Brinkmann: To some extent, yes, because there are some limitations to what hardware model checking can do today. You have to have a final model. There’s some research into how to expand the scope of this. But even within this scope, you can take pieces of software/firmware and have a hardware-like model of it. If you take, for example, a low-level driver that interfaces with some IP in your design, you can analyze the C code. We do this today. So these are some of the things we are exploring right now with our C++ and SystemC-based model checking. We can apply this to low-level firmware code — typically interfaces with some memory-mapped registers, some interfaces with the hardware — and you have a very strict programming environment that doesn’t include a lot of the software stack that you would pull in. The difficulty when it comes to higher-level software is not the software that you write. It’s the underlying frameworks that you build it on. But it’s very difficult to formally analyze everything, so you need to focus the analysis onto things that are relevant to you. But in order to do that you need models — formal models or semi-abstract pieces that model the underlying software stack, like software libraries that you put in. Let’s say you use a C library, and you call several C functions in there. That’s going to pull in a lot of software that you didn’t write that you would normally trust to work, and you normally wouldn’t want to verify. As a software engineer the assumption is that the libraries you are using are working. You know that’s not always the case, but you have to look for bugs in your own design and not in the libraries you use. And you usually don’t suspect a compiler bug when you map something to hardware or to some process architecture. You usually think it’s user error. There are some good, light formal analysis ways that actually pull in everything, but they can’t give you the full model checking and contextual information there.
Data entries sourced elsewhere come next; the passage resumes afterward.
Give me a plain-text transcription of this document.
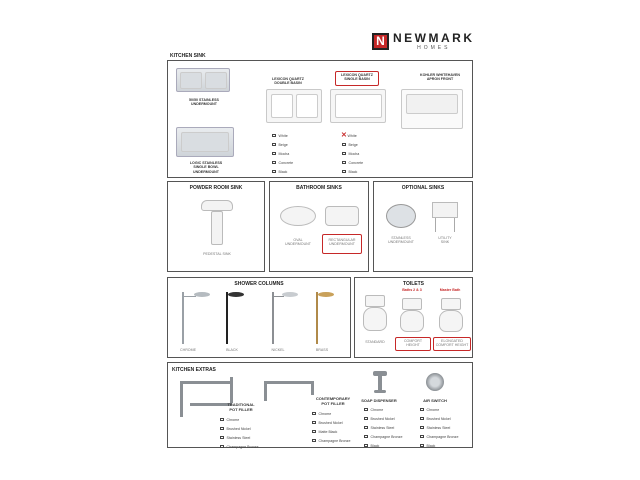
N NEWMARK
HOMES
KITCHEN SINK
50/50 STAINLESS
UNDERMOUNT
LOGIC STAINLESS
SINGLE BOWL
UNDERMOUNT
LEXICON QUARTZ
DOUBLE BASIN
White
Beige
Mocha
Concrete
Black
LEXICON QUARTZ
SINGLE BASIN
✕ White
Beige
Mocha
Concrete
Black
KOHLER WHITEHAVEN
APRON FRONT
POWDER ROOM SINK
PEDESTAL SINK
BATHROOM SINKS
OVAL
UNDERMOUNT
RECTANGULAR
UNDERMOUNT
OPTIONAL SINKS
STAINLESS
UNDERMOUNT
UTILITY
SINK
SHOWER COLUMNS
CHROME	BLACK	NICKEL	BRASS
TOILETS
Baths 2 & 3	Master Bath
STANDARD	COMFORT
HEIGHT
ELONGATED
COMFORT HEIGHT
KITCHEN EXTRAS
TRADITIONAL
POT FILLER
Chrome
Brushed Nickel
Stainless Steel
Champagne Bronze
CONTEMPORARY
POT FILLER
Chrome
Brushed Nickel
Matte Black
Champagne Bronze
SOAP DISPENSER
Chrome
Brushed Nickel
Stainless Steel
Champagne Bronze
Black
AIR SWITCH
Chrome
Brushed Nickel
Stainless Steel
Champagne Bronze
Black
SE: Where does security fit into all of this?
Brinkmann: The security aspect is very crucial here. It’s similar to safety in the sense that you have to think it through from the start to analyze what you want to protect against, what are your vectors of attack, what can go wrong. There’s a very elaborate way of doing a safety analysis. People have done this for many years. They have standards for it. We have tools now that can do this on different levels of the system. We are specializing on the chip level, but it’s going up the chain, of course, into the ECU or the whole car. For safety, this is not a solved problem in the sense that it’s still holding a lot of challenges. But for security, there is not even a standard or a good methodology that is established across industries.
SE: We used to think about this as an isolated system. No one worried about the infotainment system because who would want to hack into your radio? But the infotainment system may be a failover for the engine control system in the future, so it has to have the same level of security as everything else.
Brinkmann: Yes, and one interesting aspect we’re looking into from a security perspective is how things are connected. Is it possible to go from from A to B, even if it’s not intentional? That’s actually the key piece. People build systems and they don’t understand all the aspects of how things can work together in their system anymore because they think, ‘This needs to talk to that and I need to make this work with this.’ But there may be scenarios they didn’t foresee that are breaching security by bringing things together that should be isolated.